Chicken and Veal Mus Dishes

Among the many dishes in the class of Mus in the Dorotheenkloster MS, there are two very meaty ones:

61 Another kind of gmüs that is black

Take a calf’s blood. If you cannot get that, take chicken blood of young hens and boil it in wine. Take boil chicken and chop it, and (take) half a semel loaf. Lay that into the boiling blood and let it boil up. And once it boils, season it with honey so that it is neither too sweet nor too sour. Sprinkle it with pounded cloves and ginger and sugar, and serve it.

62 Yet another gemüs

Take one pound (libra) of almonds and pound them small. Take a boiled hen and pound that small, and take roasting-grade (pretiges) veal and chop it with the hen and boil that in the milk (from the almonds).

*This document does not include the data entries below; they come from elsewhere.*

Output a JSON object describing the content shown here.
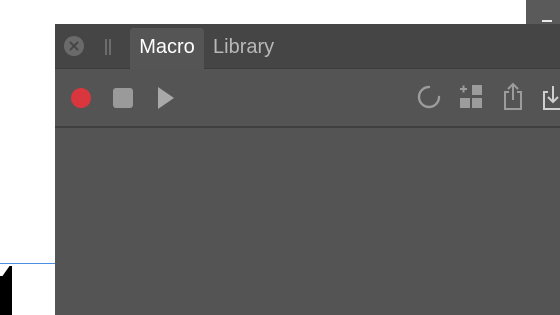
{
  "panel": {
    "tabs": [
      {
        "label": "Macro",
        "active": true
      },
      {
        "label": "Library",
        "active": false
      }
    ]
  },
  "toolbar": {
    "buttons": [
      {
        "icon": "record-icon",
        "color": "#d9363e"
      },
      {
        "icon": "stop-icon"
      },
      {
        "icon": "play-icon"
      },
      {
        "icon": "reload-icon"
      },
      {
        "icon": "add-grid-icon"
      },
      {
        "icon": "share-icon"
      },
      {
        "icon": "import-icon"
      }
    ]
  },
  "colors": {
    "panel_bg": "#545454",
    "tabbar_bg": "#454545",
    "accent_record": "#d9363e",
    "selection_line": "#4a90e2"
  }
}
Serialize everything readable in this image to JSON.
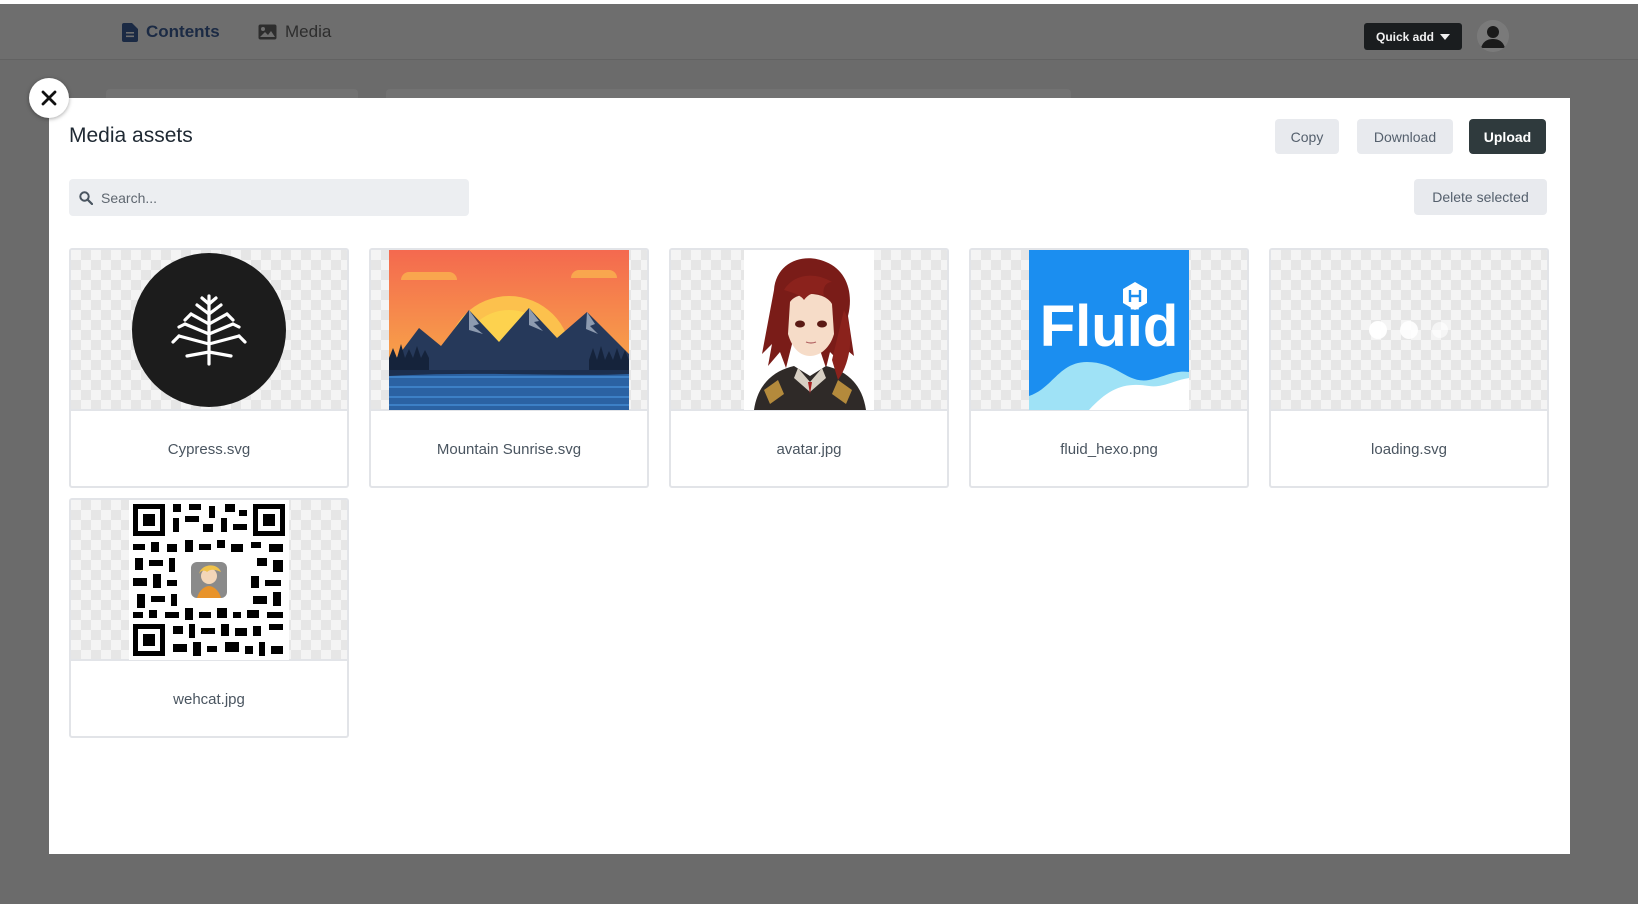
{
  "nav": {
    "contents_label": "Contents",
    "media_label": "Media",
    "quick_add_label": "Quick add"
  },
  "modal": {
    "title": "Media assets",
    "copy_label": "Copy",
    "download_label": "Download",
    "upload_label": "Upload",
    "delete_selected_label": "Delete selected",
    "search_placeholder": "Search..."
  },
  "assets": [
    {
      "name": "Cypress.svg",
      "icon": "cypress-logo"
    },
    {
      "name": "Mountain Sunrise.svg",
      "icon": "mountain-sunrise-image"
    },
    {
      "name": "avatar.jpg",
      "icon": "anime-avatar-image"
    },
    {
      "name": "fluid_hexo.png",
      "icon": "fluid-logo"
    },
    {
      "name": "loading.svg",
      "icon": "loading-dots"
    },
    {
      "name": "wehcat.jpg",
      "icon": "qr-code-image"
    }
  ],
  "fluid_logo_text": "Fluid",
  "colors": {
    "overlay": "#6b6b6b",
    "upload_button": "#2f3a3d",
    "fluid_blue": "#1b8ef0",
    "nav_active": "#1b2a44"
  }
}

And the milk (must be put) altogether with everything into the pot. Let it boil properly. Do not oversalt it.

These recipes may not invite recreation, but they are an important reminder that no matter how familiar may dishes in the Mus or Gemüs category seem to us, this was not a class of porridges, breakfasts, or sweet dishes. They were part of the dining table and heavily spiced, rich meat preparations belonged to the class just as much as ephemeral jellies and light porridges. If we would rather not cook chicken or veal in almond milk (though we happily do it in cream to produce Frikassee) or eat our black pudding with a spoon, these are our sensibilities, not those of the time.

The Dorotheenkloster MS is a collection of 268 recipes that is currently held at the Austrian national library as Cod. 2897. It is bound together with other practical texts including a dietetic treatise by Albertus Magnus. The codex was rebound improperly in the 19th century which means the original order of pages is not certain, but the scripts used suggest that part of it dates to the late 14th century, the remainder to the early 15th century.

The Augustine Canons established the monastery of St Dorothea, the Dorotheenkloster, in Vienna in 1414 and we know the codex was held there until its dissolution in 1786, when it passed to the imperial library. Since part of the book appears to be older than 1414, it was probably purchased or brought there by a brother from elsewhere, not created in the monastery.

The text was edited and translated into modern German by Doris Aichholzer in „wildu machen ayn guet essen…“Drei mittelhochdeutsche Kochbücher: Erstedition Übersetzung, Kommentar, Peter Lang Verlag, Berne et al. 1999 on pp. 245-379.